Of Butterflies, Birds, and Bees

Bernard O. Orimbo

Before his fellow villagers understood what he was up to, they called Wafula "the moneyed mad man"-"moneyed" because he had enrolled his daughters in secondary school rather than send them off to hard labor in the nearby Kakamega Forest; and "mad" because every day he could be seen running around with a butterfly net while other men logged and farmed and the women collected firewood.

Eventually it turned out that Wafula wasn't so mad after all, but it took a while for this truth to emerge. Wafula's concerned neighbors actually complained about him to the village elders, who considered the matter and recommended a cleansing ritual to heal his madness. Without cleansing, they said, his weird behavior would only continue, thus causing more failed rains, further climate change and environmental degradation, depletion of the forest cover, and disease outbreaks, among other ills.

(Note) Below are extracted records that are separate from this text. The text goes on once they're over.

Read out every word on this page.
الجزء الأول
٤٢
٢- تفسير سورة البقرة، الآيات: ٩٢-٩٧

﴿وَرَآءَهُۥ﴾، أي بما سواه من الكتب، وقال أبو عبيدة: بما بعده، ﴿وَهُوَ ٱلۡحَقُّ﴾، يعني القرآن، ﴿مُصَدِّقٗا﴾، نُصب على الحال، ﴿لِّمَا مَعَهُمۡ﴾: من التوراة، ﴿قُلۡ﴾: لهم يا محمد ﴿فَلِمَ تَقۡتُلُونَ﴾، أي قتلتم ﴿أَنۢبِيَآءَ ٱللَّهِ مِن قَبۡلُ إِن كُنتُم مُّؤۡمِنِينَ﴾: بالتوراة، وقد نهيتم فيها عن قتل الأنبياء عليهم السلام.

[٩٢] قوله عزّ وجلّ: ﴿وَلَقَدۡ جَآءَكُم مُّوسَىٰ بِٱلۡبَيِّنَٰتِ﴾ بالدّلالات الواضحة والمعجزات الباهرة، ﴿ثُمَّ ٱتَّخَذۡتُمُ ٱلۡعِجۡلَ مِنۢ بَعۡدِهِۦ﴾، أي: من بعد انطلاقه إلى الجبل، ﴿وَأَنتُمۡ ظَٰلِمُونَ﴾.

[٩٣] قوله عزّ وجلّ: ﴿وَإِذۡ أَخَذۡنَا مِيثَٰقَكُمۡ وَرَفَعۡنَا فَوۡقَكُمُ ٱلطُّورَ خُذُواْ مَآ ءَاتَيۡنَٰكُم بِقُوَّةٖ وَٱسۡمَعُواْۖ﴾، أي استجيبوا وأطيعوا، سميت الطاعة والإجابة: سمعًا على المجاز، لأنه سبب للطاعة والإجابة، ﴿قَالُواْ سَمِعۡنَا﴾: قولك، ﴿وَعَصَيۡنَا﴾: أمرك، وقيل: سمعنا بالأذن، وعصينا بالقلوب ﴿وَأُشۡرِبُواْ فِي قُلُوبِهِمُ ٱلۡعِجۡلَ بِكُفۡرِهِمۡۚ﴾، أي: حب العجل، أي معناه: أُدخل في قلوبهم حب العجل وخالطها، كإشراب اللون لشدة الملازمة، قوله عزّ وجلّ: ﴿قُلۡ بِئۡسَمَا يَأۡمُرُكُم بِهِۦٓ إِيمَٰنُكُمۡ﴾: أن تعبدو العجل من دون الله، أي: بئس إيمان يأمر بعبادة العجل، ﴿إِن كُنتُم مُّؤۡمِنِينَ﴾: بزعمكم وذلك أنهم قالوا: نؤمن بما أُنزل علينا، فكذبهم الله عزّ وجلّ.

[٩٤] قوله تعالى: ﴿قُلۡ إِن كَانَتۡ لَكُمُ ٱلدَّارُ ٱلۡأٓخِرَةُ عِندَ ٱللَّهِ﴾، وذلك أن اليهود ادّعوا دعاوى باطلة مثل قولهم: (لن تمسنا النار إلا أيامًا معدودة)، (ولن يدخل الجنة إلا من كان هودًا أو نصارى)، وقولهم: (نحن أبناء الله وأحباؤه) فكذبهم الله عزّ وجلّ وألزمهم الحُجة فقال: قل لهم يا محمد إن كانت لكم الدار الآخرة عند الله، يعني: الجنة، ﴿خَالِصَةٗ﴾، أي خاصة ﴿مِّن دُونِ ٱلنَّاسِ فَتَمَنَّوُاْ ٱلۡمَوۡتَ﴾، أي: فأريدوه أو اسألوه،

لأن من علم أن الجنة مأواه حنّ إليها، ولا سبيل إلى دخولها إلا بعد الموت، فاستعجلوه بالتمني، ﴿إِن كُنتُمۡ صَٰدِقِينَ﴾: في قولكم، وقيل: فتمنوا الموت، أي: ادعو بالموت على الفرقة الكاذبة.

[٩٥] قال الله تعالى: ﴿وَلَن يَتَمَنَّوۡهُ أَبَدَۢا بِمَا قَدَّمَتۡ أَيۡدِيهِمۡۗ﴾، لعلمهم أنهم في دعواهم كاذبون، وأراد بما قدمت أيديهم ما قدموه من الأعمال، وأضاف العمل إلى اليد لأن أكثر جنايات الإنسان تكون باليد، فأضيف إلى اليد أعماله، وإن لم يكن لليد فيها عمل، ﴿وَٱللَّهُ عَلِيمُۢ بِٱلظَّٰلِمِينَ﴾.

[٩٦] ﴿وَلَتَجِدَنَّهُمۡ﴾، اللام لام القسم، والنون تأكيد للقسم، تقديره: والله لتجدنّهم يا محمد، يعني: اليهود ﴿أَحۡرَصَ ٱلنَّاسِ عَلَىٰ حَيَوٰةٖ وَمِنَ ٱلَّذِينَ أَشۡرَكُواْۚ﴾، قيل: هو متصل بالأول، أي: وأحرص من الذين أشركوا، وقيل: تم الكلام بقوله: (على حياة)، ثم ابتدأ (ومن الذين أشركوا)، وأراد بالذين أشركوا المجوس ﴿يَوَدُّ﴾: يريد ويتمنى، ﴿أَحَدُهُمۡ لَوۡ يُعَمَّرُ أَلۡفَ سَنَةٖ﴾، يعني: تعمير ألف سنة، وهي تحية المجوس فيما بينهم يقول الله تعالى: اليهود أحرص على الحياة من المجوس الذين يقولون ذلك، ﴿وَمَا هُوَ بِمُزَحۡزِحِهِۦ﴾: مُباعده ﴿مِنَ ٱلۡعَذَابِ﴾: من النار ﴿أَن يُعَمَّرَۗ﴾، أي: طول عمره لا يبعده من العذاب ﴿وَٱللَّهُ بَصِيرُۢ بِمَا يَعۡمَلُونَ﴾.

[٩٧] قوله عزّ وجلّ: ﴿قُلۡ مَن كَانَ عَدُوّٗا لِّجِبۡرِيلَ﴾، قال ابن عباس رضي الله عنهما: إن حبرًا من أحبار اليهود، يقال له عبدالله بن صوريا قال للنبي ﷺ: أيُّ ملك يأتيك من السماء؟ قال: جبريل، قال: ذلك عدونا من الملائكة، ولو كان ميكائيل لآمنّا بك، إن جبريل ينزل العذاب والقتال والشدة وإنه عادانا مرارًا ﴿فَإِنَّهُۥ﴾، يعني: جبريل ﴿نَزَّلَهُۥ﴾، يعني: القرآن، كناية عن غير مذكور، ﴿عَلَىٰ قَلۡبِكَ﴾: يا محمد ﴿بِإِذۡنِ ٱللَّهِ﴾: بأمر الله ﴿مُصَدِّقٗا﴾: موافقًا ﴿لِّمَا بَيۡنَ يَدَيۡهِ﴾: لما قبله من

Shocked, Wafula asked for a hearing. In what had by now become a communitymeeting in the chief's yard, Wafula said that it is encroachment on the Kakamega Forest that has resulted in over 50-percent depletion of the precious forest cover in the past 25 years. He also explained that over-exploitation of the forest resources for food, herbal medicines, firewood, and timber to construct houses was rapidly diminishing forest resources and destroying other forms of biodiversity and water catchments.